Charles M Rice, Michael Houghton and Harvey J Alter receive the Medicine Nobel for their work that helped define a significant source of blood-borne hepatitis.
On Monday, in Stockholm, The Nobel Committee announced the discovery that brought a significant change in the field of Medicine or Physiology by explaining the source of blood-borne hepatitis that couldn’t be defined by the hepatitis A and B viruses. The committee also added that their work advances permissible blood tests and modern medicines that have saved millions of lives.
Their notable discovery has made highly sensitive blood tests available for the virus which has nearly eliminated post-transfusion hepatitis in several parts of the world, resulting in improvement in global health.
It has enabled the fast development of antiviral drugs aimed at hepatitis C. For the first time in history, the disease can now be cured, boosting expectations of abolishing hepatitis C virus from the world population.
The World Health Organisation has estimated there are more than 70 million cases of hepatitis worldwide which cause 400,000 deaths every year. The disease is chronic and a significant cause of liver inflammation and cancer.

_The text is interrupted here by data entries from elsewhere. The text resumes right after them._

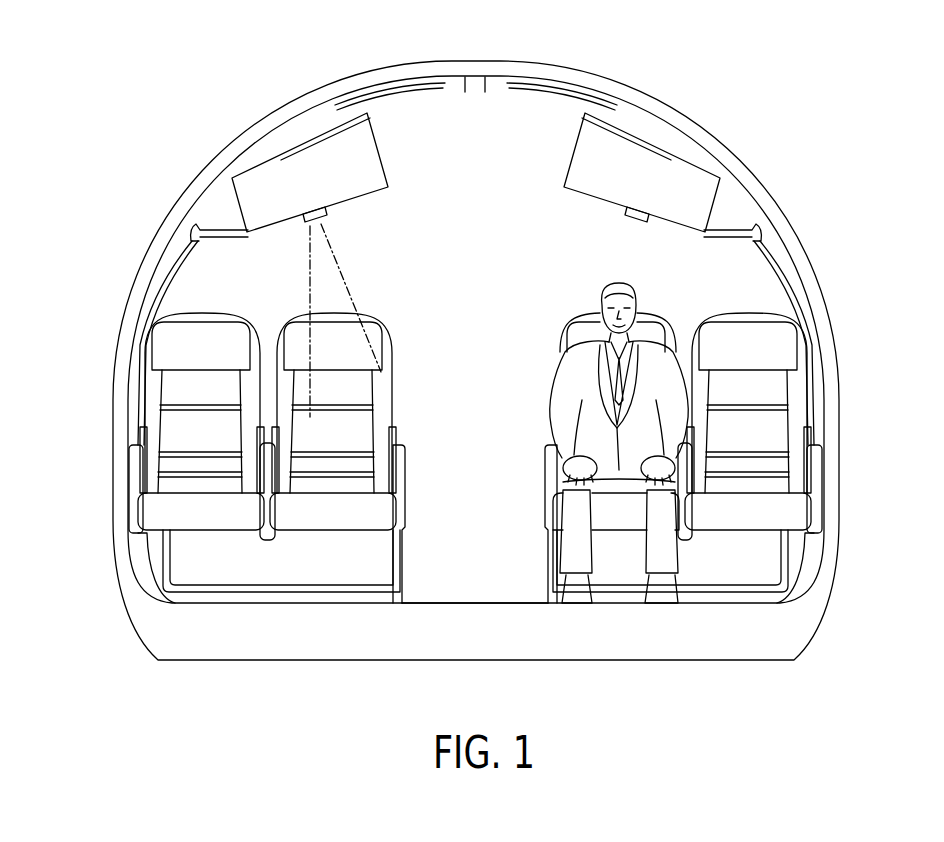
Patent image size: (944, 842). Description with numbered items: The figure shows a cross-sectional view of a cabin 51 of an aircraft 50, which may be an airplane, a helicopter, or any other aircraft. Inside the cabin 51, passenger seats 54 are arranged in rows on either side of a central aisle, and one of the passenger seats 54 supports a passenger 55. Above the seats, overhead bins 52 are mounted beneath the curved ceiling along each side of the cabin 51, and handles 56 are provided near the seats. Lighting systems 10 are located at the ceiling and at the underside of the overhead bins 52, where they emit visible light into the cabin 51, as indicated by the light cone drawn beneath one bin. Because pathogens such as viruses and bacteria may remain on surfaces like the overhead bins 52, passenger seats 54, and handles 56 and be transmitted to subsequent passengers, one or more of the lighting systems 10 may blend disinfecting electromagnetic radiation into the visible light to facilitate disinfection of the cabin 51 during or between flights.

The lighting system 10 is at (458, 92).
The aircraft 50 is at (131, 77).
The cabin 51 is at (499, 510).
The overhead bin 52 is at (263, 194).
The passenger seat 54 is at (358, 393).
The passenger 55 is at (700, 290).
The handle 56 is at (408, 457).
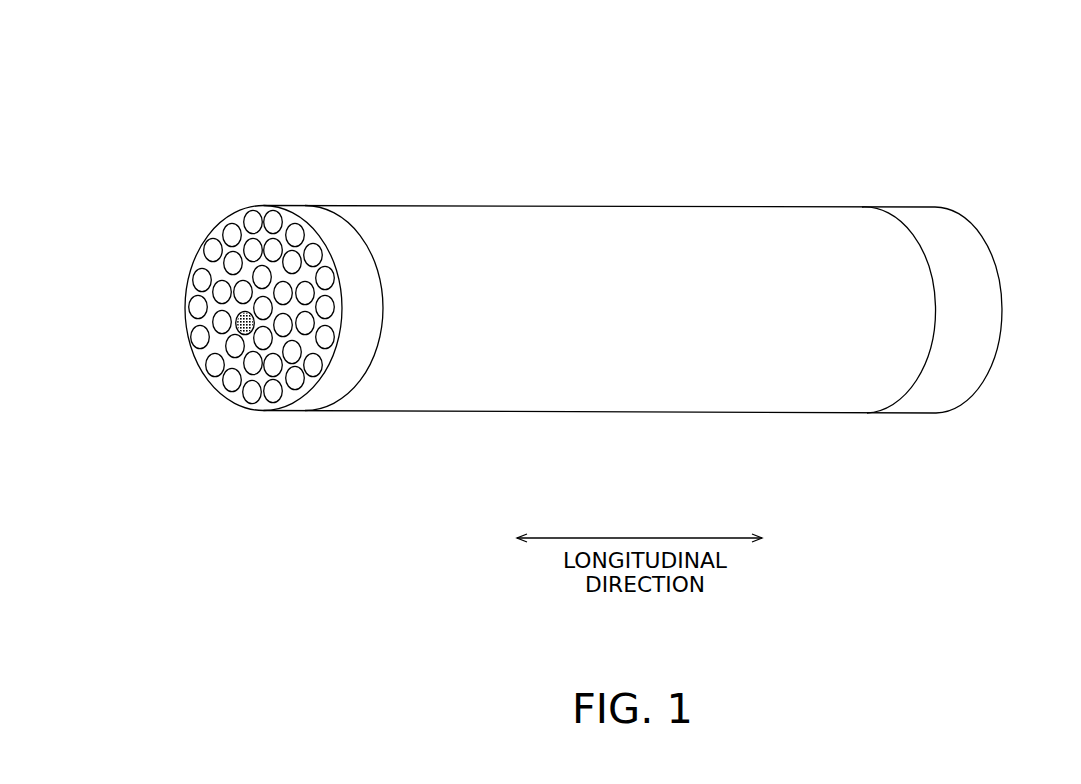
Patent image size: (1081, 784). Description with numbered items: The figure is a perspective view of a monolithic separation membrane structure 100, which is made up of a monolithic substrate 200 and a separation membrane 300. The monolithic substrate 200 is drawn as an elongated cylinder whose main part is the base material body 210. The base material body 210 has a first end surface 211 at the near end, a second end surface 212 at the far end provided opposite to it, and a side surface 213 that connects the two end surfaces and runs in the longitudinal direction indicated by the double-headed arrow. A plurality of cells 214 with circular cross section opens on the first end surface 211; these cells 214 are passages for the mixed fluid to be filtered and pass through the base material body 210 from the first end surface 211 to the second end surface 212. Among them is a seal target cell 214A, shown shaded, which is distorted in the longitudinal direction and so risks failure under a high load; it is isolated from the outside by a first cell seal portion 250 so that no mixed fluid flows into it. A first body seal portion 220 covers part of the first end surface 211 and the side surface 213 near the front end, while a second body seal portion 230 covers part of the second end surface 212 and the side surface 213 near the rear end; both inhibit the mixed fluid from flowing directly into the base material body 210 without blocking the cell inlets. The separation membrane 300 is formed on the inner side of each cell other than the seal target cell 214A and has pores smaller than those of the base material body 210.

The monolithic separation membrane structure 100 is at (375, 118).
The monolithic substrate 200 is at (605, 200).
The base material body 210 is at (847, 398).
The first end surface 211 is at (222, 275).
The second end surface 212 is at (1008, 282).
The side surface 213 is at (713, 230).
The cells 214 is at (252, 218).
The seal target cell 214A is at (243, 323).
The first body seal portion 220 is at (310, 395).
The second body seal portion 230 is at (927, 400).
The first cell seal portion 250 is at (237, 322).
The separation membrane 300 is at (253, 400).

The Nobel award comes with a gold medal and prize money of over USD 1,118,000 (10 million Swedish kronor) courtesy of an endowment left 124 years ago by the prize’s creator, Swedish originator Alfred Nobel.
This year the coronavirus pandemic has highlighted the importance of medical research and acknowledging discoveries like these are significant for the societies as well as for the economies around the world.
The Nobel Committee usually identifies fundamental science that has set the grounds for practical applications in everyday use now.
The award is one of the first of six prizes that have been announced by October 12. The additional prizes are for notable work in the fields of economics, physics, chemistry, literature, and peace.